What I've noticed is that once you get to college, some people have a hard time focusing. There are a million reasons to get distracted and a million things you'd rather do. Just from observing my friends and peers, it seems that the go-to is self-diagnose yourself as ADD or ADHD. Because obviously if you can't concentrate, you're ADD, right????
Wrong.
College is a ton of work and it's hard to keep your priorities straight. But if you weren't diagnosed before college, chances are your attention span isn't any less than it was prior to college starting.
I'm not saying that just because you haven't been diagnosed that you don't have ADD. But I am saying that you probably have no idea what it's like to actually have ADD aside from the fact that you're getting distracted easily.

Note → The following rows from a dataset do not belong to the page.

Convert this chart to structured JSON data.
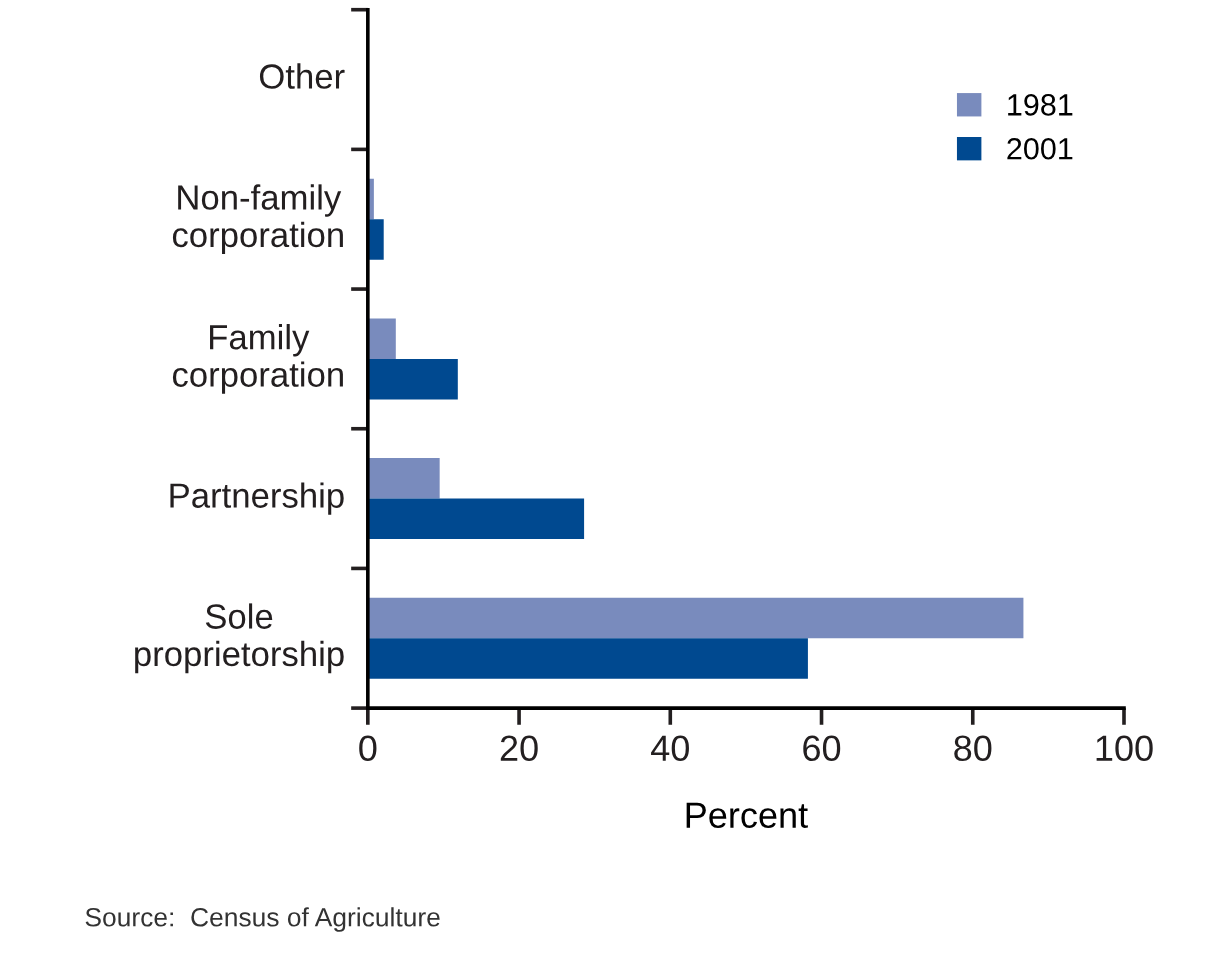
{
  "chart_data": {
    "type": "bar",
    "orientation": "horizontal",
    "categories": [
      "Other",
      "Non-family\ncorporation",
      "Family\ncorporation",
      "Partnership",
      "Sole\nproprietorship"
    ],
    "series": [
      {
        "name": "1981",
        "color": "#798bbd",
        "values": [
          0,
          0.8,
          3.7,
          9.5,
          86.7
        ]
      },
      {
        "name": "2001",
        "color": "#004990",
        "values": [
          0,
          2.1,
          11.9,
          28.6,
          58.2
        ]
      }
    ],
    "xlim": [
      0,
      100
    ],
    "xticks": [
      0,
      20,
      40,
      60,
      80,
      100
    ],
    "xlabel": "Percent",
    "legend": "top right",
    "grid": false,
    "annotations": [
      "Source:  Census of Agriculture"
    ]
  }
}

My parents had the hunch that I had ADD when I was in first grade. I couldn't sit still and couldn't finish my homework, even when the tutor was hovering over me. I spent probably over 9 hours having tests run and spent countless days with my psychiatrist (at age 7) thinking something was wrong with me because I couldn't remember things like my friends did. Being as young as I was, I didn't realize that medicine could fix me. And the older I got, I realized that I still wasn't fixed, regardless of how high my dosage of Vyvanse was.

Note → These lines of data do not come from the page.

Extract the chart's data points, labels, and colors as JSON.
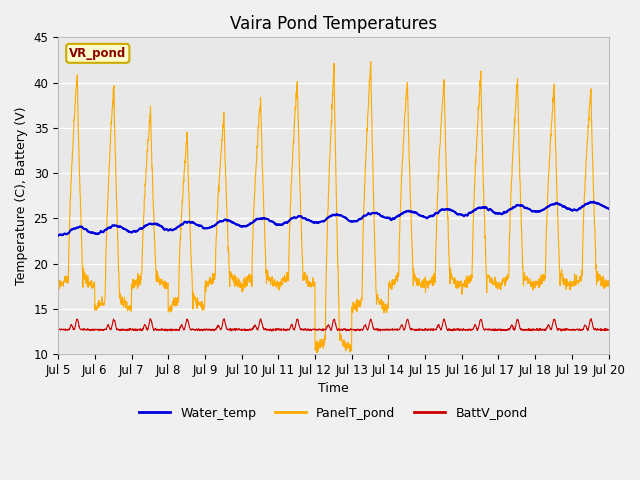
{
  "title": "Vaira Pond Temperatures",
  "xlabel": "Time",
  "ylabel": "Temperature (C), Battery (V)",
  "ylim": [
    10,
    45
  ],
  "yticks": [
    10,
    15,
    20,
    25,
    30,
    35,
    40,
    45
  ],
  "xtick_labels": [
    "Jul 5",
    "Jul 6",
    "Jul 7",
    "Jul 8",
    "Jul 9",
    "Jul 10",
    "Jul 11",
    "Jul 12",
    "Jul 13",
    "Jul 14",
    "Jul 15",
    "Jul 16",
    "Jul 17",
    "Jul 18",
    "Jul 19",
    "Jul 20"
  ],
  "water_temp_color": "#0000dd",
  "panel_temp_color": "#ffaa00",
  "batt_color": "#cc0000",
  "background_color": "#f0f0f0",
  "plot_bg_color": "#e8e8e8",
  "legend_label_water": "Water_temp",
  "legend_label_panel": "PanelT_pond",
  "legend_label_batt": "BattV_pond",
  "site_label": "VR_pond",
  "title_fontsize": 12,
  "axis_label_fontsize": 9,
  "tick_fontsize": 8.5
}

Having ADD is like being on a carousel that never stops spinning. Because that's exactly what your mind is doing- constantly spinning. It causes you to overthink, analyze every little detail, and be hyper-aware of your surroundings. You can't sleep; the second you dose off, you have an anxiety attack because you think you forgot to do something. Then you forget everything you were just thinking about because the next set of random thoughts pops into your head.

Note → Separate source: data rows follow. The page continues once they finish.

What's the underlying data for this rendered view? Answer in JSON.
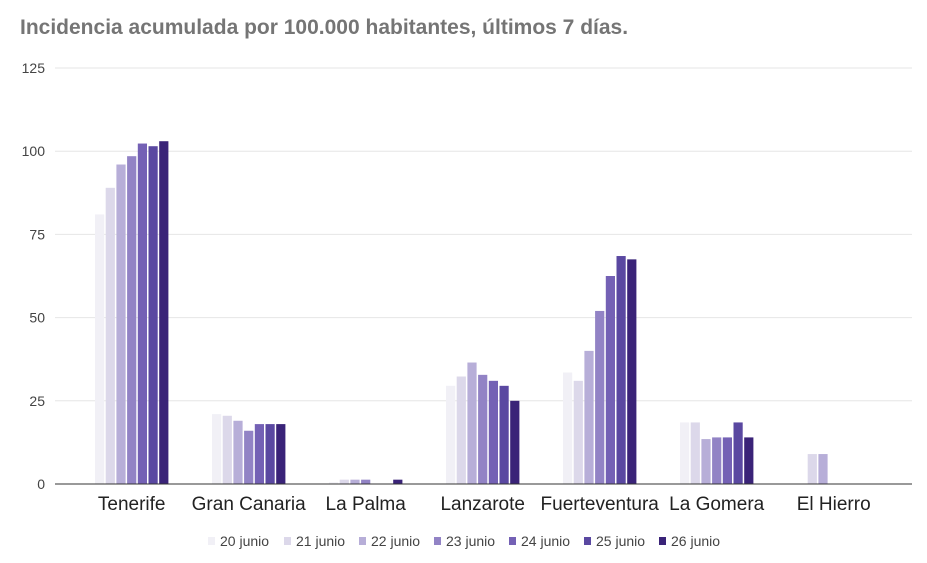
{
  "chart_data": {
    "type": "bar",
    "title": "Incidencia acumulada por 100.000 habitantes, últimos 7 días.",
    "categories": [
      "Tenerife",
      "Gran Canaria",
      "La Palma",
      "Lanzarote",
      "Fuerteventura",
      "La Gomera",
      "El Hierro"
    ],
    "ylim": [
      0,
      125
    ],
    "yticks": [
      "0",
      "25",
      "50",
      "75",
      "100",
      "125"
    ],
    "grid": true,
    "legend_position": "bottom",
    "series": [
      {
        "name": "20 junio",
        "color": "#f1f0f6",
        "values": [
          81,
          21,
          0.5,
          29.5,
          33.5,
          18.5,
          0
        ]
      },
      {
        "name": "21 junio",
        "color": "#dcd8ea",
        "values": [
          89,
          20.5,
          1.3,
          32.3,
          31,
          18.5,
          9
        ]
      },
      {
        "name": "22 junio",
        "color": "#b7aed8",
        "values": [
          96,
          19,
          1.3,
          36.5,
          40,
          13.5,
          9
        ]
      },
      {
        "name": "23 junio",
        "color": "#9283c5",
        "values": [
          98.5,
          16,
          1.3,
          32.8,
          52,
          14,
          0
        ]
      },
      {
        "name": "24 junio",
        "color": "#7461b5",
        "values": [
          102.3,
          18,
          0,
          31,
          62.5,
          14,
          0
        ]
      },
      {
        "name": "25 junio",
        "color": "#5a48a1",
        "values": [
          101.5,
          18,
          0,
          29.5,
          68.5,
          18.5,
          0
        ]
      },
      {
        "name": "26 junio",
        "color": "#3a2378",
        "values": [
          103,
          18,
          1.3,
          25,
          67.5,
          14,
          0
        ]
      }
    ]
  }
}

By taking my ADD meds, that's my attempt to get on the same level of mind-capacity as the rest of you. I can only hope to be able to process information the way most of you do. You could give me directions four times and I'd still miss a turn. I could study twice as hard as you do and still get a worse grade because my brain doesn't function like your's does.
So why would I give you my medicine? Maybe it's selfish, but I'm not about to give you even more of a lead than you already have on me.
While, yes, I could really use the money, I will not sell you my ADD meds. You don't need them. And if you do, go get prescribed.